The NovaSeq 6000 is a state-of-the-art piece of DNA sequencing equipment which has enabled the rapid expansion of cancer genetic testing at the West Midlands Regional Genetics Laboratory.
The NovaSeq 6000 is a state-of-the-art piece of DNA sequencing equipment which has enabled the rapid expansion of cancer genetic testing at the West Midlands Regional Genetics Laboratory.

Now a donation of just over £1million to Birmingham Children’s Hospital Charity has allowed the laboratory to purchase a high-throughput next generation sequencing platform.  This investment is possible thanks to the incredible fundraising efforts of Kwik-Fit’s staff, customers and suppliers who raised the substantial sum after Kwik-Fit employees chose Children with Cancer UK as the company’s national charity partner.

The NovaSeq 6000 is a state-of-the-art piece of DNA sequencing equipment which has enabled the rapid expansion of cancer genetic testing at the West Midlands Regional Genetics Laboratory.

Initial forecasts provided by NHS England and NHS Trusts across the West Midlands, Oxfordshire and parts of Southern England suggest that approximately 560 children and young people per year could benefit from large cancer panel genetic testing following the installation of the NovaSeq.

The significant gift also allowed for the refurbishment of the laboratory in which the NovaSeq will sit.

The Chairman of Birmingham Women’s and Children’s NHS Foundation Trust and its Charity, Professor Sir Bruce Keogh, former Medical Director of the NHS in England, said: “The NovaSeq 6000 has dramatically enhanced our ability to identify diagnostic and prognostic biomarkers for childhood and young people’s cancers, thereby enabling our expert scientists and doctors to quickly optimise and develop more effective and less toxic treatments for children and young people with cancer.

“We’re incredibly thankful to Children with Cancer UK and all the employees at Kwik-Fit for enabling us to expand our cancer genetic testing capability in this way. It really will make a difference to thousands of families living with a cancer diagnosis.”

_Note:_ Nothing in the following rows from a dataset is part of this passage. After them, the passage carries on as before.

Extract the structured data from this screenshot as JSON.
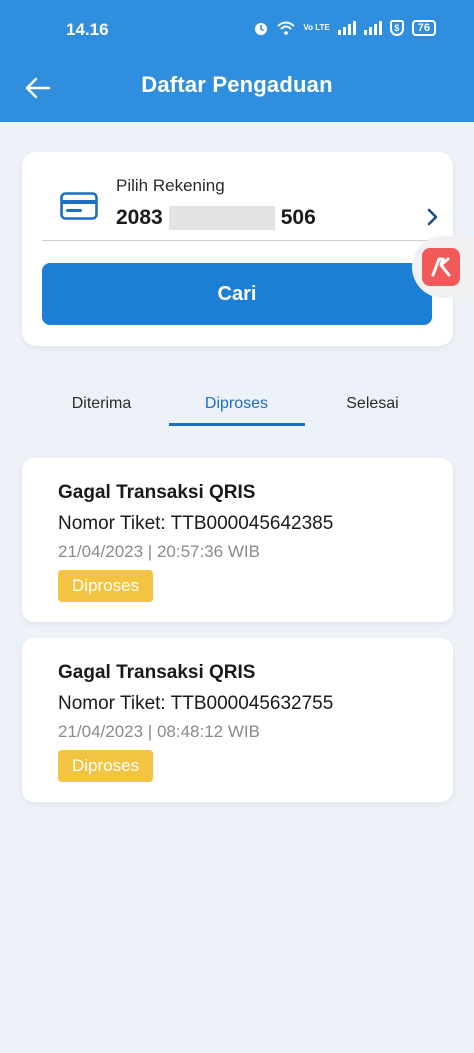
{
  "status_bar": {
    "time": "14.16",
    "volte": "Vo LTE",
    "battery": "76"
  },
  "header": {
    "title": "Daftar Pengaduan",
    "back_icon": "arrow-left-icon",
    "background": "#2f8fde"
  },
  "account": {
    "label": "Pilih Rekening",
    "number_prefix": "2083",
    "number_suffix": "506",
    "icon": "credit-card-icon"
  },
  "search_button": {
    "label": "Cari",
    "color": "#1d7ed6"
  },
  "tabs": [
    {
      "label": "Diterima",
      "active": false
    },
    {
      "label": "Diproses",
      "active": true
    },
    {
      "label": "Selesai",
      "active": false
    }
  ],
  "tickets": [
    {
      "title": "Gagal Transaksi QRIS",
      "number": "Nomor Tiket: TTB000045642385",
      "datetime": "21/04/2023 | 20:57:36 WIB",
      "status": "Diproses"
    },
    {
      "title": "Gagal Transaksi QRIS",
      "number": "Nomor Tiket: TTB000045632755",
      "datetime": "21/04/2023 | 08:48:12 WIB",
      "status": "Diproses"
    }
  ],
  "colors": {
    "accent": "#1d6fc4",
    "status_badge": "#f3c441",
    "page_bg": "#edf1f8"
  }
}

Children with Cancer UK, the charity dedicated to the fight against childhood cancer, is a long-term supporter of Birmingham Children’s Hospital and is making its second £1million donation to the hospital’s charity. The first helped ensure the opening of a brand new Children’s Cancer Centre in 2018.

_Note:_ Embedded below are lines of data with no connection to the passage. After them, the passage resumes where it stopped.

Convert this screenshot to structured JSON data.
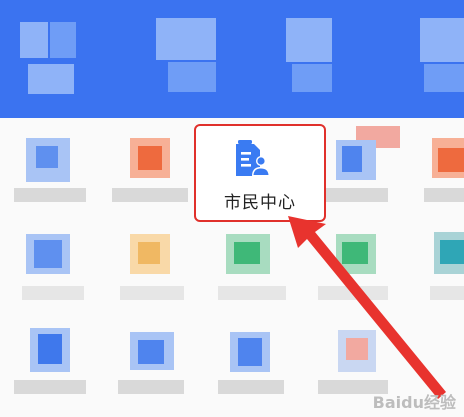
{
  "highlighted_service": {
    "label": "市民中心",
    "icon": "citizen-profile-document-icon"
  },
  "watermark": {
    "text": "Baidu经验"
  },
  "colors": {
    "header_blue": "#3b73f0",
    "highlight_red": "#e0302b",
    "arrow_red": "#e8332e",
    "icon_blue": "#3a7bf2"
  }
}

Children with Cancer UK Trustee, Nick Goulden, said: “We are delighted the new NovaSeq 6000 has been installed at the West Midlands Regional Genetics Laboratory, ready to serve its young cancer patients across the region. By offering personalised treatments through genetic sequencing, it’s another step towards our ultimate goal of saving the life of every child and young person diagnosed with cancer.

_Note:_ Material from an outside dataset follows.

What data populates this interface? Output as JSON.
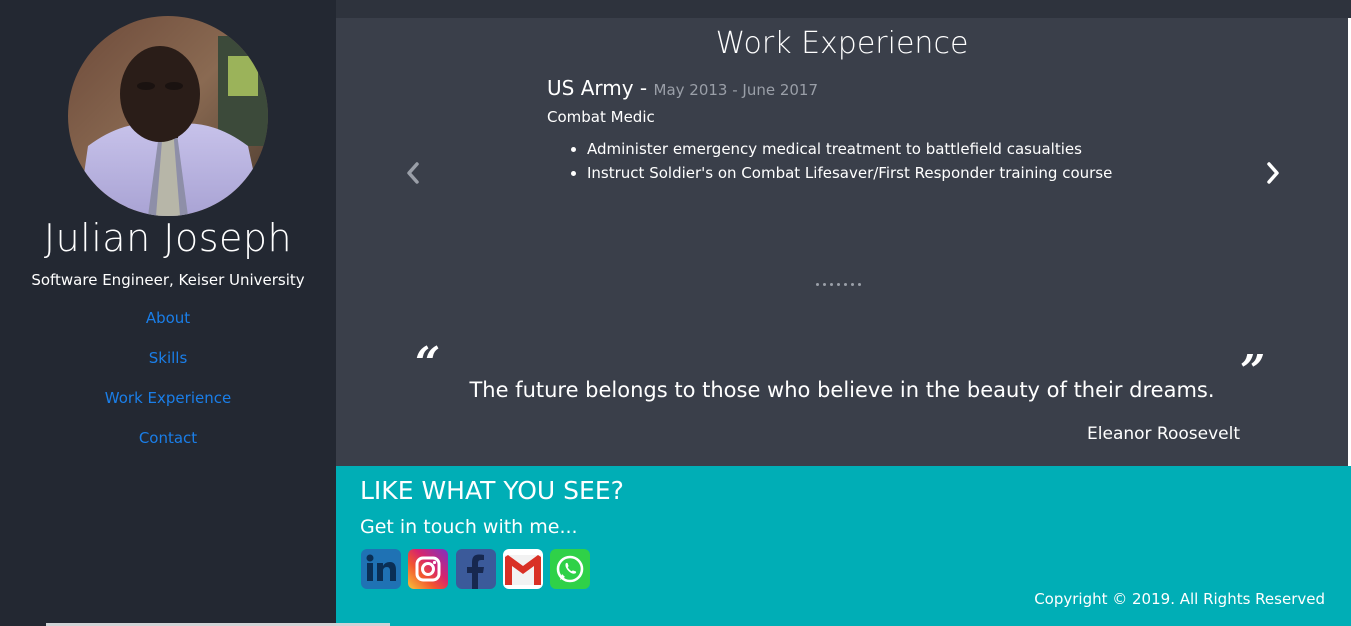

“We are also incredibly grateful for our year-long partnership with Kwik-Fit who shared this vision with us. Through their innovative and dedicated fundraising, Kwik-Fit employees raised £1million to make all of this possible and the legacy of our relationship will benefit the lives of thousands of children and young people in the future.“

Kwik-Fit’s partnership with Children with Cancer UK, which took place before the pandemic, saw its staff participate in events such as the Virgin Money London Marathon and the Simplyhealth Great North Run. It also organised various fundraising activities including bake sales, static bike challenges, car washes and sponsored walks. In addition, staff swapped cars for cycles as part of the company’s first-ever ‘Tour De Branch’ – a nationwide bike ride in which over 80 employees covered 2,500 miles between 120 Kwik-Fit centres.

Mark Slade, managing director of Kwik-Fit, said: “We were delighted to hit our fundraising target of £1million which has enabled Birmingham Children’s Hospital Charity to invest in such an important piece of equipment.

“I would like to congratulate and thank all of the Kwik-Fit staff for their tremendous effort and dedication and all our customers and partners who supported us – we would not have been able to achieve this target without them. We hope that this vital testing equipment will make a massive difference to the outcome for many families in the future.”